MALILIPOS.COM – Dewasa ini total utang global telah mencapai US$226 triliun (Rp 3,94 juta triliun) pada 2020, tertinggi sejak perang dunia kedua.
Sementara itu, menurut Institute of International Finance, utang pemerintah, rumah tangga, dan sektor swasta di 31 negara berkembang mencapai $98,8 triliun pada Juni tahun ini, atau 2,5 kali lipat produk domestik bruto (PDB) kolektif mereka.
Dengan utang yang menggunung dan ruang fiskal yang kecil, banyak negara yang berisiko gagal membayarkan utang luar negeri mereka dan menghadapi guncangan ekonomi besar di tengah resesi global.
Untuk menghindari hal ini, G20 – yang mewakili lebih dari 80% PDB dunia – meluncurkan inisiatif penangguhan layanan utang (DSSI) untuk menunda, bukan membatalkan, utang ke sebagian besar negara berpenghasilan rendah.

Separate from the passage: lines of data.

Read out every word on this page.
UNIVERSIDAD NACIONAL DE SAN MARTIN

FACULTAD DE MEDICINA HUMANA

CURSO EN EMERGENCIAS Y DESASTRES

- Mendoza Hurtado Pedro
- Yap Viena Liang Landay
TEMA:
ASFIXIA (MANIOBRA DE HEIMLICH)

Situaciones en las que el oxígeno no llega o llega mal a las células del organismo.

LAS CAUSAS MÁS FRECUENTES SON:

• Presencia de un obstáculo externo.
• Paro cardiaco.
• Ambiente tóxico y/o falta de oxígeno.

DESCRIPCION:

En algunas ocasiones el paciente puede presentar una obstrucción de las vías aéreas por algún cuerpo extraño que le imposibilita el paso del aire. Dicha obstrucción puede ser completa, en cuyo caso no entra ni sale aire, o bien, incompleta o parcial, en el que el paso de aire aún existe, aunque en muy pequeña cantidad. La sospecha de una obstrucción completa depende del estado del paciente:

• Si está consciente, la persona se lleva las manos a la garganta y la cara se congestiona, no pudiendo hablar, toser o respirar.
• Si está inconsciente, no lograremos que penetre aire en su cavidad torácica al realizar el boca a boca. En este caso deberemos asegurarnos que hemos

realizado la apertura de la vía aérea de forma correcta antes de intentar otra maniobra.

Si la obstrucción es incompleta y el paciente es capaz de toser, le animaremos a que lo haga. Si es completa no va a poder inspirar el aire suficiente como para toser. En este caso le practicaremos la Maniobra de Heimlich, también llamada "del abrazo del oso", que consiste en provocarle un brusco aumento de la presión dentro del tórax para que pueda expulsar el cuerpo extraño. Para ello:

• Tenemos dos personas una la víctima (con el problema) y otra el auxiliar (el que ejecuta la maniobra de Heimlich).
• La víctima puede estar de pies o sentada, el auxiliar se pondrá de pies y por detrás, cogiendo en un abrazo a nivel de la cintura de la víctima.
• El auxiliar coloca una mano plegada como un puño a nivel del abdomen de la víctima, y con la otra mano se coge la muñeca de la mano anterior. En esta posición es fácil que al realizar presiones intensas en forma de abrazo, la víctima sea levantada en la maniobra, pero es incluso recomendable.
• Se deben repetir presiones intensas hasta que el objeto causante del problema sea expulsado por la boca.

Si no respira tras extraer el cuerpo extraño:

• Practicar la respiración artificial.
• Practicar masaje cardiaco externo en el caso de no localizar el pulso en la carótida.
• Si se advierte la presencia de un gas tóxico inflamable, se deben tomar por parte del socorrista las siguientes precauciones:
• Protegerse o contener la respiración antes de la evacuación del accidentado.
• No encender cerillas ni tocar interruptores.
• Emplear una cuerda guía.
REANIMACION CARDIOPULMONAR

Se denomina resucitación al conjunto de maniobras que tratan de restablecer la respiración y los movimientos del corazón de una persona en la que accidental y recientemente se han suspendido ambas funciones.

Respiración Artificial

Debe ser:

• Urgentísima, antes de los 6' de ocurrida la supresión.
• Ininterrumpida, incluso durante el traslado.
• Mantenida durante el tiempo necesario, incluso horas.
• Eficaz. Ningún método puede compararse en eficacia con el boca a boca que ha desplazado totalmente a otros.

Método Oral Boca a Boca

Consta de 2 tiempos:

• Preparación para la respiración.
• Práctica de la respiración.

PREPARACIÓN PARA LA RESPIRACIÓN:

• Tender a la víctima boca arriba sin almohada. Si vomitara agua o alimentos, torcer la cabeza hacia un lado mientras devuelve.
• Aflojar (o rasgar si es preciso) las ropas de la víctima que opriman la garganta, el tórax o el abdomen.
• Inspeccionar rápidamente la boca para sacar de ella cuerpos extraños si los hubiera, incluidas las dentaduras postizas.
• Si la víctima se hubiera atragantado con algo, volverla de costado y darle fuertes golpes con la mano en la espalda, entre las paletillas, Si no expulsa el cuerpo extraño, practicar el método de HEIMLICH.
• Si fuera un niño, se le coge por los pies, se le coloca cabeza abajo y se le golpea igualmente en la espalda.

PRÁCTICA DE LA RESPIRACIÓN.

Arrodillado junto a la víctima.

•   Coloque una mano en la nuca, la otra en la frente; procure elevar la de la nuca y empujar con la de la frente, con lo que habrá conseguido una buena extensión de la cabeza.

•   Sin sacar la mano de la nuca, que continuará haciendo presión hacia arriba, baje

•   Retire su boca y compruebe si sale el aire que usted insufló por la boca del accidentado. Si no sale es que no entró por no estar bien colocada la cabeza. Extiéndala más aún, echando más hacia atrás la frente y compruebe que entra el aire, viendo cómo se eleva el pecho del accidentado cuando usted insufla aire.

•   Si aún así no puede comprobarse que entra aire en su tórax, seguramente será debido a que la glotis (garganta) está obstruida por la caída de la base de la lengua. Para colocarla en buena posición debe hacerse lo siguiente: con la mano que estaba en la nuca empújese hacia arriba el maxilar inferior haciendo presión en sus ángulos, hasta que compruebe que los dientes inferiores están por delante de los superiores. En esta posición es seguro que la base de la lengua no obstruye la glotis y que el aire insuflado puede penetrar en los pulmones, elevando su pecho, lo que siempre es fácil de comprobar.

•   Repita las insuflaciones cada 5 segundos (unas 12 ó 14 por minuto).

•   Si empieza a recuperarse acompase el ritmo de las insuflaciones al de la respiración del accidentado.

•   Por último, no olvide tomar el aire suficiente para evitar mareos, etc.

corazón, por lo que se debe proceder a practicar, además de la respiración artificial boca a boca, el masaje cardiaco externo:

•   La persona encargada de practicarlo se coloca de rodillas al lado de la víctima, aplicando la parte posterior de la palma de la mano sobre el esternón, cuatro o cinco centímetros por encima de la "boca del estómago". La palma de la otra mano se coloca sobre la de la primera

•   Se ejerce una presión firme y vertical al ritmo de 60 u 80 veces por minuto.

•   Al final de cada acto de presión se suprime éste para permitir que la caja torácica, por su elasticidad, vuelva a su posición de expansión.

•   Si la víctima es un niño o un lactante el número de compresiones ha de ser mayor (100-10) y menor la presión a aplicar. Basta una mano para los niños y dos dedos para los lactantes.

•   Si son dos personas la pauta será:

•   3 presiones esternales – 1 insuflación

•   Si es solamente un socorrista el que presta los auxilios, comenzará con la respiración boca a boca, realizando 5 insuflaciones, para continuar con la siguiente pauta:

Namun, negara-negara G20 perlu memperluas layanan ini ke negara-negara berkembang – termasuk Indonesia – yang utangnya terus meningkat.
Negara-negara berkembang menyumbang sekitar 50% dari output global, dan guncangan eksternal ke negara-negara ini dapat memperdalam resesi global.
Sebuah analisis menunjukkan posisi negara berkembang sebagai punggawa perekonomian global, misalnya, menjadi salah satu latar mengapa penangguhan pembayaran utang diperlukan.
Tanpa adanya keringanan, kondisi resesi global bisa jadi makin teruk. Negara-negara ini harus mampu melakukan negosiasi dengan salah satu kreditor besar mereka, yakni Cina.